Tublecane accuses the Zman of plagiarizing David Stove
If those paragraphs you quoted in your update are supposed to be Z-man’s words, uttered without reference to their source, oh boy. I thought they sounded familiar, so I checked my copy of David Stove’s Scientific Irrationalism and Z-man copies verbiage found on page one. Right down to the year 1580, the letter “A,” and the phrase “uncommonly ignorant.”
Stove, being much brighter than the Z-men of the world, wasn’t making an “everything scientists say is factual, so shut up” argument. He doesn’t even share Z-man’s opinion on Popperian falsifiabilty, though he lays into Popper and finds him guilty of launching a line of irrationalism (or a “postmodern cult,” as the subtitle has it) in the philosophy and historiography of science. A line which isn’t so bad with Popper but gets worse and worse as you go through Kuhn, Lakatos, and Feyerabend.

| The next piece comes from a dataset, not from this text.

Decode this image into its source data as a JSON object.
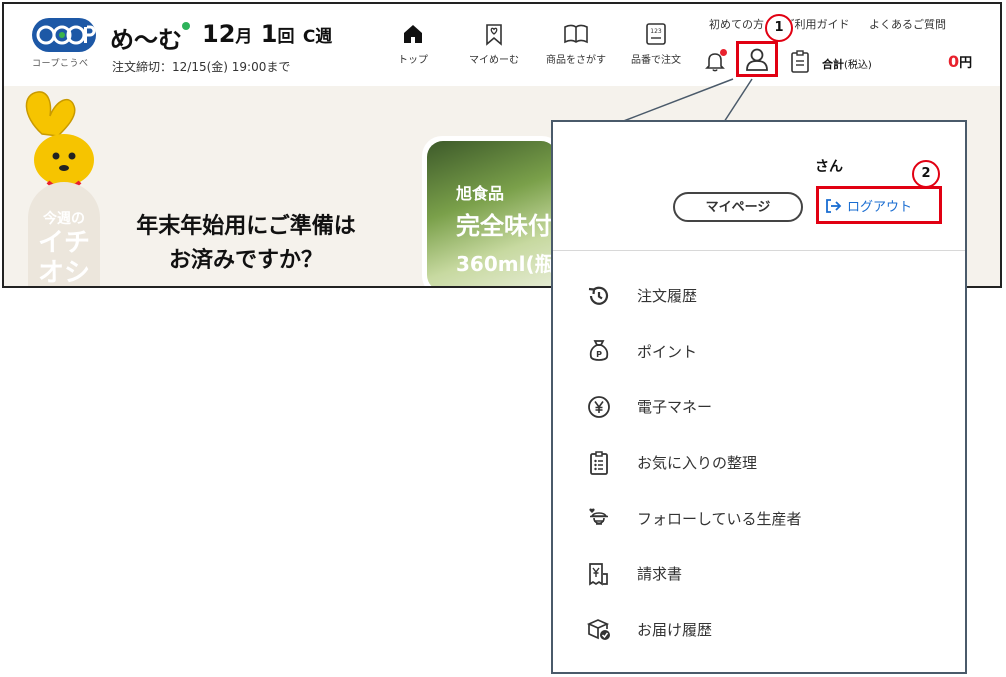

The point about accumulation of knowledge, which is robust in Stove’s book, is neither here nor there regarding the subject at hand. Z-man thinks he’s dealing with nihilists, and nihilists would have trouble with facts accumulating. But of course that has nothing to do with how you characterize varieties of “science” in the 16 Points. Science since 1580 could have simultaneously been more wrong than right and still served to advance human knowledge.
Upon closer inspection, Z-man explicitly mentions David Stove’s Popper and After, but in a separate post from the one in which he steals from it.
I call plagiarism!
Moreover, plagiarism that would be insulting to Stove, RIP, since he wouldn’t be caught making an argument as silly as Z-man’s.
I haven’t read any of David Stove’s books, so I can’t testify to the accuracy of the accusation of plagiarism. But it’s not particularly surprising to be informed that the argument the Zman’s was making is not his own, as 8 hours before Tublecane posted his comment, I had made this observation: “One definitely has the impression that the Zman has not read Popper, or even Kuhn, himself, but rather, has read what people have written about Popper.”
In any event, this demonstrates why it is important not to feign knowledge you do not possess, not to pass off the arguments of others as your own, and not to express opinions on subjects you do not know very much about. Especially on the Internet, someone is bound to eventually notice that you are an intellectual fraud.